CalPERS, which first announced its plans for such a policy in August 2016, will now scrutinise its managers' practices more closely, using the UN PRI's ESG Disclosure Framework as guidance.
The fact that an investor like CalPERS is only now getting around to formalising its approach to ESG is indicative of the lag between the private funds industry in the Americas, which has been slow to embrace this element of the investment process, and its counterpart in Europe.
Adoption and integration of ESG principles happens in baby steps. CalPERS won't be turning away managers just because they have no stated policy on ESG, but it will at least start to weigh this against other factors. It is not alone.
For Tanya Carmichael, head of global funds at Ontario Teachers' Pension Plan in Toronto, ESG is now a mandatory part of the pension's due diligence agenda. “We're not having the why conversation anymore,” Carmichael said. “Now it's more the how conversation.”
Carmichael was speaking at the second US edition of our Responsible Investment Forum, run in concert with UN Principles for Responsible Investment. The European version of the event has been running annually since 2009.

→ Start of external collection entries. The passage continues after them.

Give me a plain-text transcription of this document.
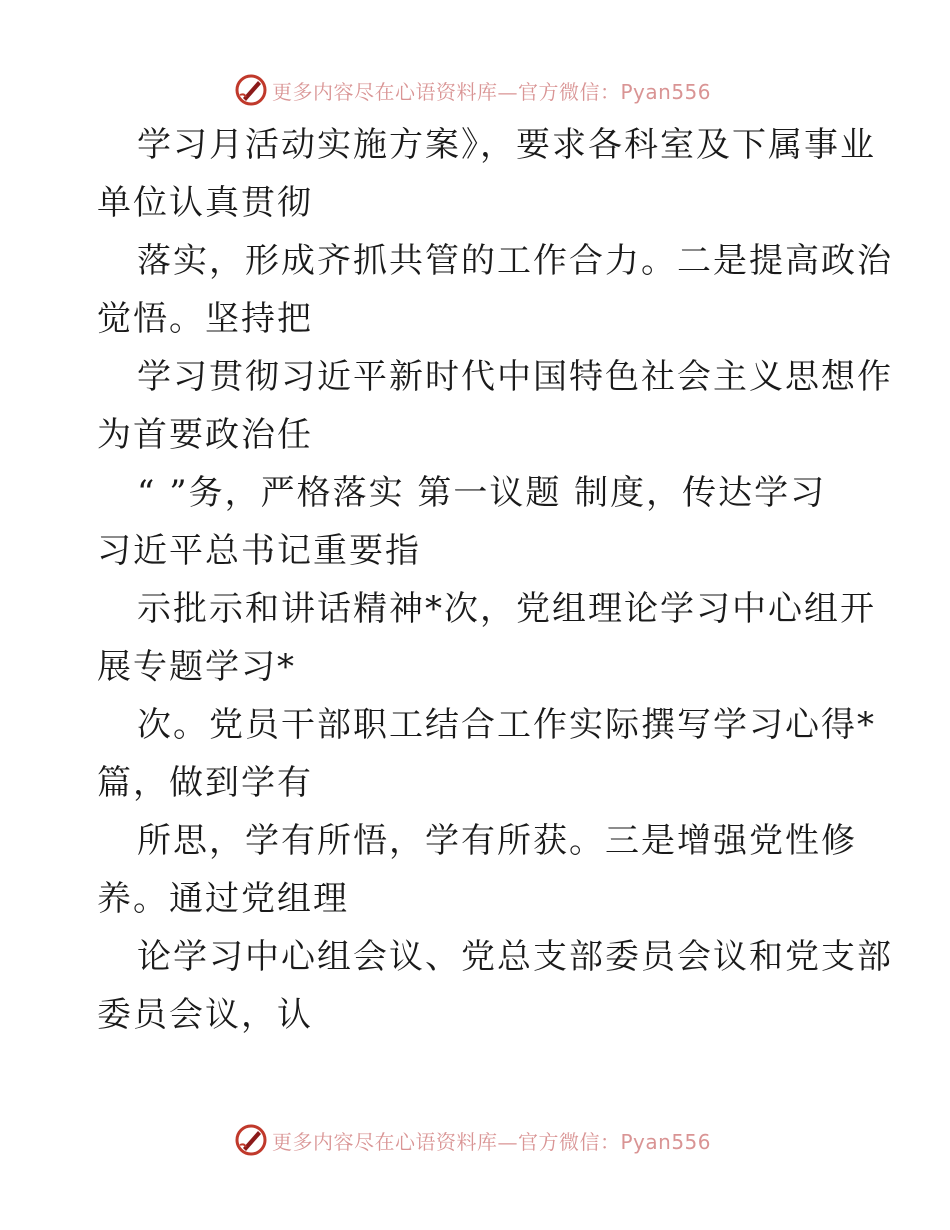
更多内容尽在心语资料库—官方微信：Pyan556
学习月活动实施方案》，要求各科室及下属事业
单位认真贯彻
落实，形成齐抓共管的工作合力。二是提高政治
觉悟。坚持把
学习贯彻习近平新时代中国特色社会主义思想作
为首要政治任
“ ”务，严格落实 第一议题 制度，传达学习
习近平总书记重要指
示批示和讲话精神*次，党组理论学习中心组开
展专题学习*
次。党员干部职工结合工作实际撰写学习心得*
篇，做到学有
所思，学有所悟，学有所获。三是增强党性修
养。通过党组理
论学习中心组会议、党总支部委员会议和党支部
委员会议，认
更多内容尽在心语资料库—官方微信：Pyan556
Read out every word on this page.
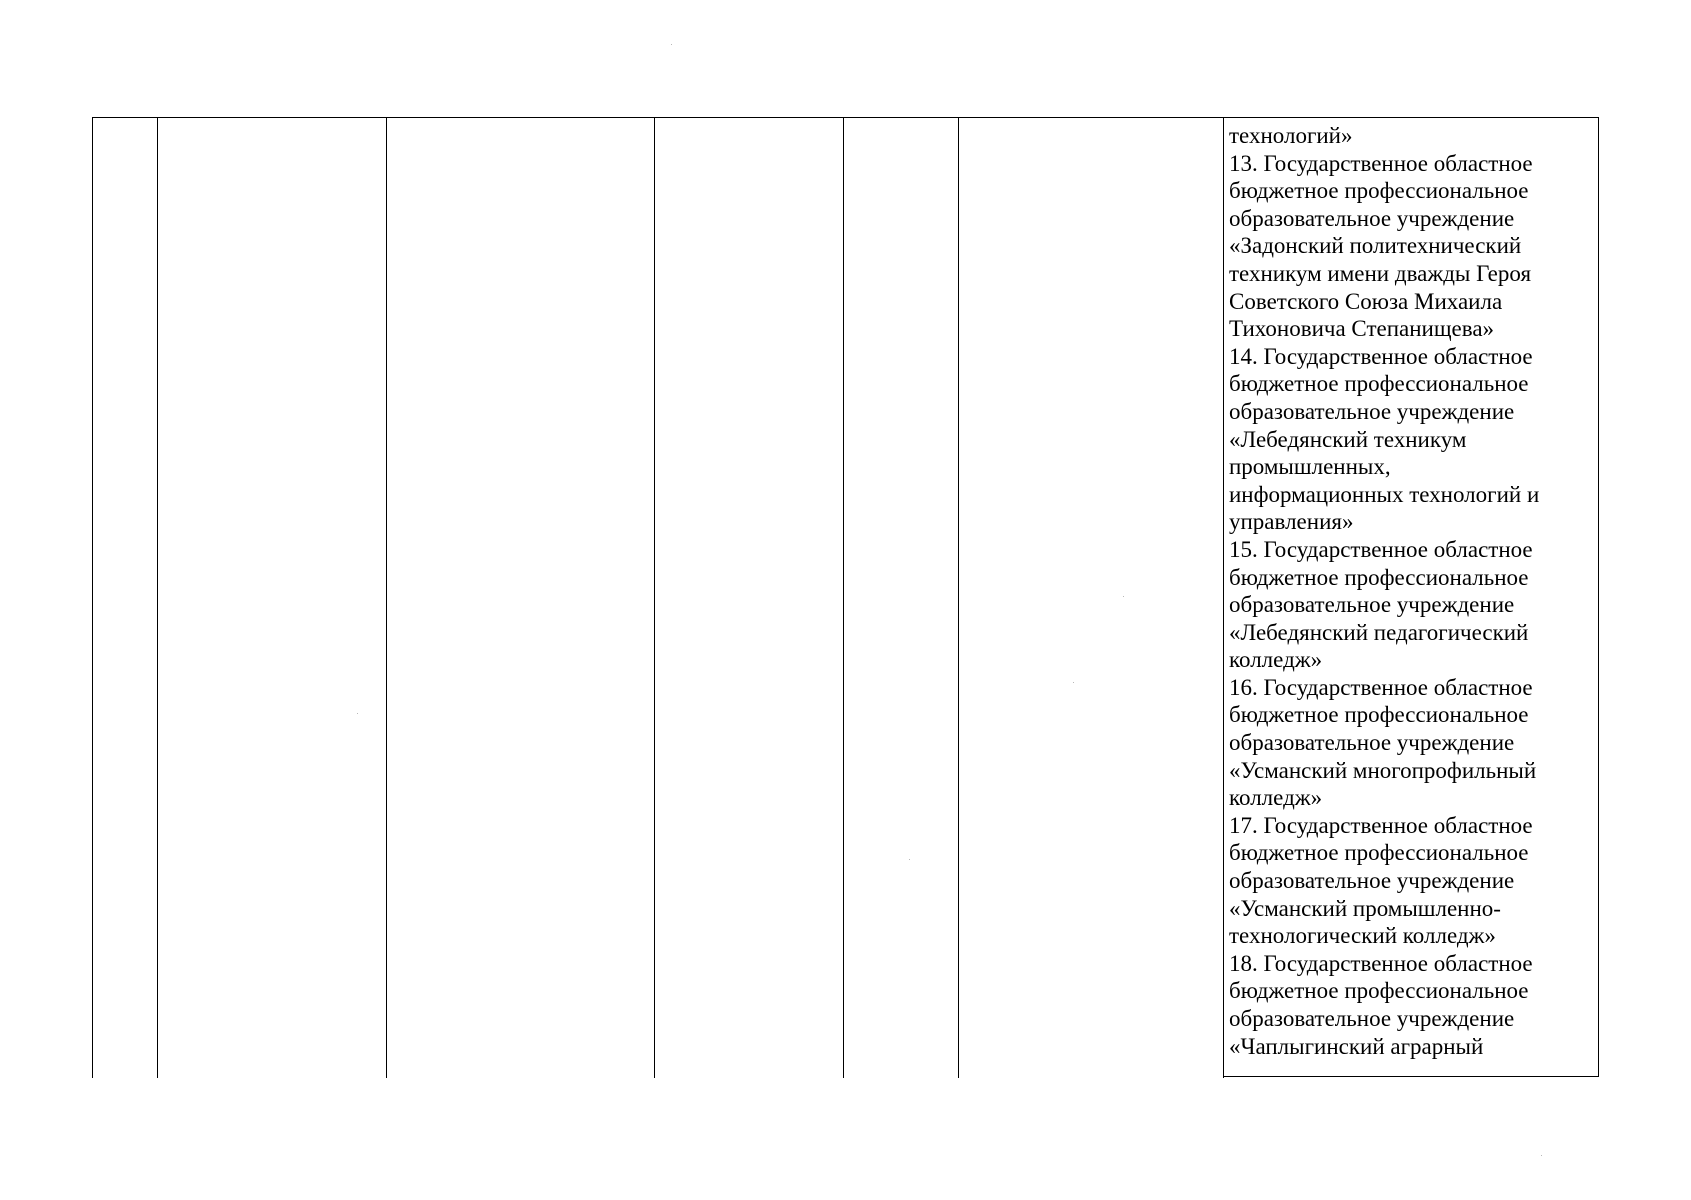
технологий»
13. Государственное областное
бюджетное профессиональное
образовательное учреждение
«Задонский политехнический
техникум имени дважды Героя
Советского Союза Михаила
Тихоновича Степанищева»
14. Государственное областное
бюджетное профессиональное
образовательное учреждение
«Лебедянский техникум
промышленных,
информационных технологий и
управления»
15. Государственное областное
бюджетное профессиональное
образовательное учреждение
«Лебедянский педагогический
колледж»
16. Государственное областное
бюджетное профессиональное
образовательное учреждение
«Усманский многопрофильный
колледж»
17. Государственное областное
бюджетное профессиональное
образовательное учреждение
«Усманский промышленно-
технологический колледж»
18. Государственное областное
бюджетное профессиональное
образовательное учреждение
«Чаплыгинский аграрный
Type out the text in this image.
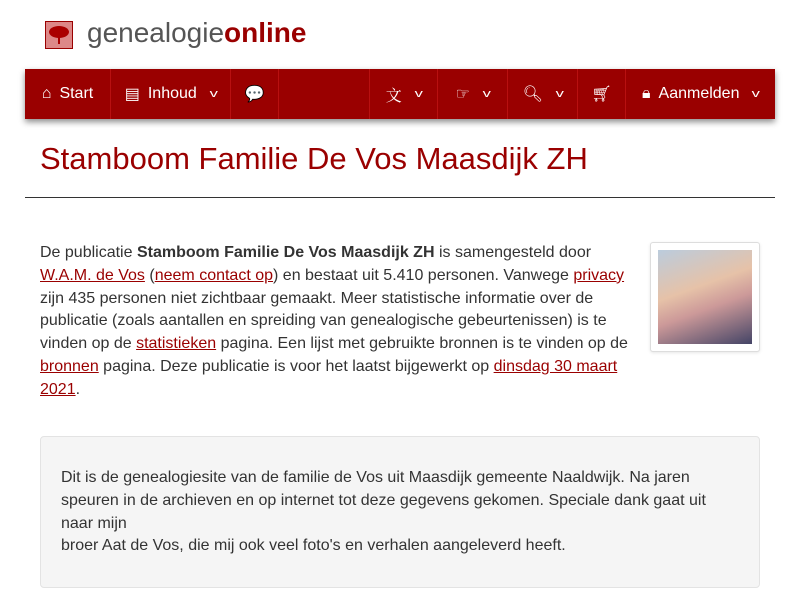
genealogieonline
⌂ Start ▤ Inhoud v 💬	文 v ☞ v 🔍︎ v 🛒︎ 🔒︎ Aanmelden v
Stamboom Familie De Vos Maasdijk ZH
De publicatie Stamboom Familie De Vos Maasdijk ZH is samengesteld door W.A.M. de Vos (neem contact op) en bestaat uit 5.410 personen. Vanwege privacy zijn 435 personen niet zichtbaar gemaakt. Meer statistische informatie over de publicatie (zoals aantallen en spreiding van genealogische gebeurtenissen) is te vinden op de statistieken pagina. Een lijst met gebruikte bronnen is te vinden op de bronnen pagina. Deze publicatie is voor het laatst bijgewerkt op dinsdag 30 maart 2021.
Dit is de genealogiesite van de familie de Vos uit Maasdijk gemeente Naaldwijk. Na jaren speuren in de archieven en op internet tot deze gegevens gekomen. Speciale dank gaat uit naar mijn
broer Aat de Vos, die mij ook veel foto's en verhalen aangeleverd heeft.
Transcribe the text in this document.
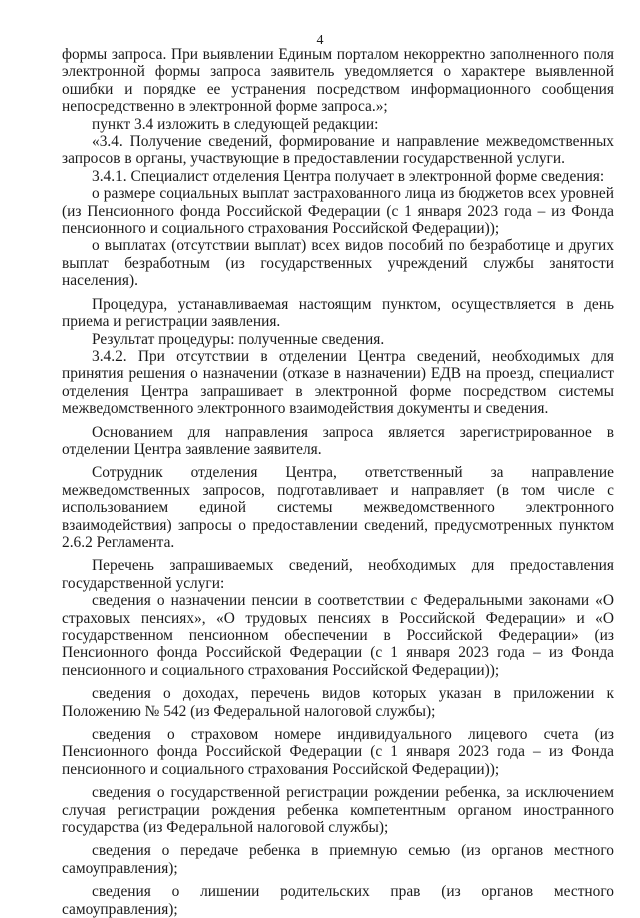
4

формы запроса. При выявлении Единым порталом некорректно заполненного поля электронной формы запроса заявитель уведомляется о характере выявленной ошибки и порядке ее устранения посредством информационного сообщения непосредственно в электронной форме запроса.»;

пункт 3.4 изложить в следующей редакции:

«3.4. Получение сведений, формирование и направление межведомственных запросов в органы, участвующие в предоставлении государственной услуги.

3.4.1. Специалист отделения Центра получает в электронной форме сведения:

о размере социальных выплат застрахованного лица из бюджетов всех уровней (из Пенсионного фонда Российской Федерации (с 1 января 2023 года – из Фонда пенсионного и социального страхования Российской Федерации));

о выплатах (отсутствии выплат) всех видов пособий по безработице и других выплат безработным (из государственных учреждений службы занятости населения).

Процедура, устанавливаемая настоящим пунктом, осуществляется в день приема и регистрации заявления.

Результат процедуры: полученные сведения.

3.4.2. При отсутствии в отделении Центра сведений, необходимых для принятия решения о назначении (отказе в назначении) ЕДВ на проезд, специалист отделения Центра запрашивает в электронной форме посредством системы межведомственного электронного взаимодействия документы и сведения.

Основанием для направления запроса является зарегистрированное в отделении Центра заявление заявителя.

Сотрудник отделения Центра, ответственный за направление межведомственных запросов, подготавливает и направляет (в том числе с использованием единой системы межведомственного электронного взаимодействия) запросы о предоставлении сведений, предусмотренных пунктом 2.6.2 Регламента.

Перечень запрашиваемых сведений, необходимых для предоставления государственной услуги:

сведения о назначении пенсии в соответствии с Федеральными законами «О страховых пенсиях», «О трудовых пенсиях в Российской Федерации» и «О государственном пенсионном обеспечении в Российской Федерации» (из Пенсионного фонда Российской Федерации (с 1 января 2023 года – из Фонда пенсионного и социального страхования Российской Федерации));

сведения о доходах, перечень видов которых указан в приложении к Положению № 542 (из Федеральной налоговой службы);

сведения о страховом номере индивидуального лицевого счета (из Пенсионного фонда Российской Федерации (с 1 января 2023 года – из Фонда пенсионного и социального страхования Российской Федерации));

сведения о государственной регистрации рождении ребенка, за исключением случая регистрации рождения ребенка компетентным органом иностранного государства (из Федеральной налоговой службы);

сведения о передаче ребенка в приемную семью (из органов местного самоуправления);

сведения о лишении родительских прав (из органов местного самоуправления);
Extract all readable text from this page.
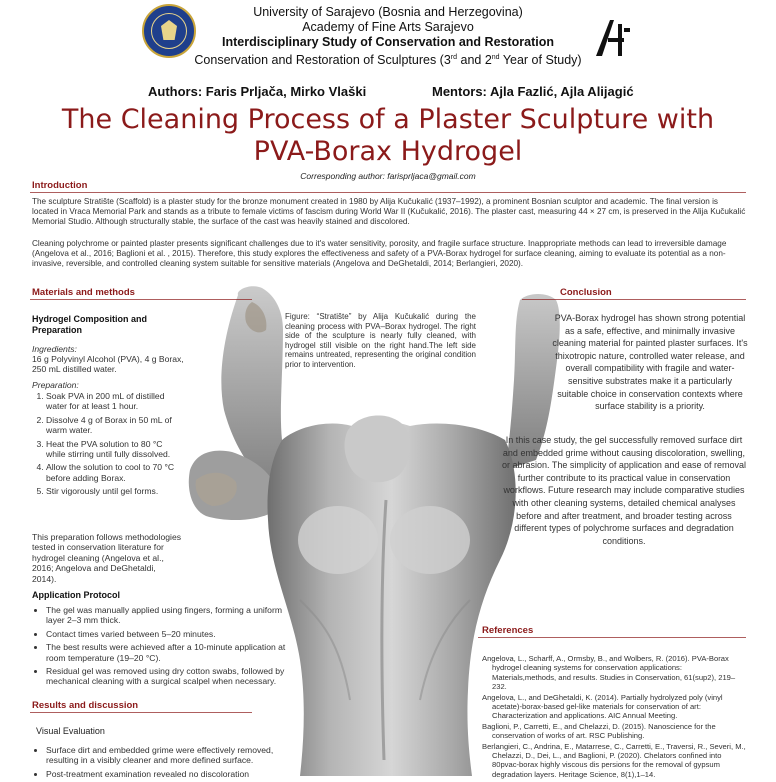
University of Sarajevo (Bosnia and Herzegovina)
Academy of Fine Arts Sarajevo
Interdisciplinary Study of Conservation and Restoration
Conservation and Restoration of Sculptures (3rd and 2nd Year of Study)
Authors: Faris Prljača, Mirko Vlaški	Mentors: Ajla Fazlić, Ajla Alijagić
The Cleaning Process of a Plaster Sculpture with
PVA-Borax Hydrogel
Corresponding author: farisprljaca@gmail.com
Introduction
The sculpture Stratište (Scaffold) is a plaster study for the bronze monument created in 1980 by Alija Kučukalić (1937–1992), a prominent Bosnian sculptor and academic. The final version is located in Vraca Memorial Park and stands as a tribute to female victims of fascism during World War II (Kučukalić, 2016). The plaster cast, measuring 44 × 27 cm, is preserved in the Alija Kučukalić Memorial Studio. Although structurally stable, the surface of the cast was heavily stained and discolored.
Cleaning polychrome or painted plaster presents significant challenges due to it's water sensitivity, porosity, and fragile surface structure. Inappropriate methods can lead to irreversible damage (Angelova et al., 2016; Baglioni et al. , 2015). Therefore, this study explores the effectiveness and safety of a PVA-Borax hydrogel for surface cleaning, aiming to evaluate its potential as a non-invasive, reversible, and controlled cleaning system suitable for sensitive materials (Angelova and DeGhetaldi, 2014; Berlangieri, 2020).
Materials and methods
Hydrogel Composition and Preparation
Ingredients:
16 g Polyvinyl Alcohol (PVA), 4 g Borax, 250 mL distilled water.
Preparation:
1. Soak PVA in 200 mL of distilled water for at least 1 hour.
2. Dissolve 4 g of Borax in 50 mL of warm water.
3. Heat the PVA solution to 80 °C while stirring until fully dissolved.
4. Allow the solution to cool to 70 °C before adding Borax.
5. Stir vigorously until gel forms.
This preparation follows methodologies tested in conservation literature for hydrogel cleaning (Angelova et al., 2016; Angelova and DeGhetaldi, 2014).
Application Protocol
• The gel was manually applied using fingers, forming a uniform layer 2–3 mm thick.
• Contact times varied between 5–20 minutes.
• The best results were achieved after a 10-minute application at room temperature (19–20 °C).
• Residual gel was removed using dry cotton swabs, followed by mechanical cleaning with a surgical scalpel when necessary.
Results and discussion
Visual Evaluation
• Surface dirt and embedded grime were effectively removed, resulting in a visibly cleaner and more defined surface.
• Post-treatment examination revealed no discoloration
Figure: “Stratište” by Alija Kučukalić during the cleaning process with PVA–Borax hydrogel. The right side of the sculpture is nearly fully cleaned, with hydrogel still visible on the right hand.The left side remains untreated, representing the original condition prior to intervention.
Conclusion
PVA-Borax hydrogel has shown strong potential as a safe, effective, and minimally invasive cleaning material for painted plaster surfaces. It's thixotropic nature, controlled water release, and overall compatibility with fragile and water-sensitive substrates make it a particularly suitable choice in conservation contexts where surface stability is a priority.
In this case study, the gel successfully removed surface dirt and embedded grime without causing discoloration, swelling, or abrasion. The simplicity of application and ease of removal further contribute to its practical value in conservation workflows. Future research may include comparative studies with other cleaning systems, detailed chemical analyses before and after treatment, and broader testing across different types of polychrome surfaces and degradation conditions.
References

Angelova, L., Scharff, A., Ormsby, B., and Wolbers, R. (2016). PVA-Borax hydrogel cleaning systems for conservation applications: Materials,methods, and results. Studies in Conservation, 61(sup2), 219–232.

Angelova, L., and DeGhetaldi, K. (2014). Partially hydrolyzed poly (vinyl acetate)-borax-based gel-like materials for conservation of art: Characterization and applications. AIC Annual Meeting.

Baglioni, P., Carretti, E., and Chelazzi, D. (2015). Nanoscience for the conservation of works of art. RSC Publishing.

Berlangieri, C., Andrina, E., Matarrese, C., Carretti, E., Traversi, R., Severi, M., Chelazzi, D., Dei, L., and Baglioni, P. (2020). Chelators confined into 80pvac-borax highly viscous dis persions for the removal of gypsum degradation layers. Heritage Science, 8(1),1–14.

“ESG used to be seen as a value detractor,” said Janine Guillot, director of capital markets policy and outreach at the Sustainability Accounting Standards Board, at the conference. “Now many are talking about ESG as a return driver. I think this is a very long-term game but I think it's moving very quickly.” Her organisation sets industry standards for corporate sustainability disclosure.
The momentum behind responsible investment was underscored by survey data released this week by private equity investor Adveq and education provider the Chartered Alternative Investment Analyst Association. More than three-quarters – 77 percent – of asset owners, managers and consultants agreed that responsible investing was more important now than it was three years ago, while 78 percent anticipated it will be more important three years from now.
Meanwhile, the UN Principles for Responsible Investment – the organisation – is also stepping up its game.
Until now fund managers have been able to join as signatories to the principles – and proudly tout this to LPs – based on a membership fee and a stated commitment to integrate the ideas into their investment processes.
The UN PRI is now on an accountability drive; it plans to crack down on signatories who aren't showing progress on the integration of the principles. If you can't demonstrate meaningful movement forward, managing director Fiona Reynolds said at the conference, you will be delisted.
The act of 'greenwashing' – paying lip-service to responsible investment without following through – is set to become that bit tougher. And with LPs getting more serious about integrating ESG principles, GPs are having to follow suit.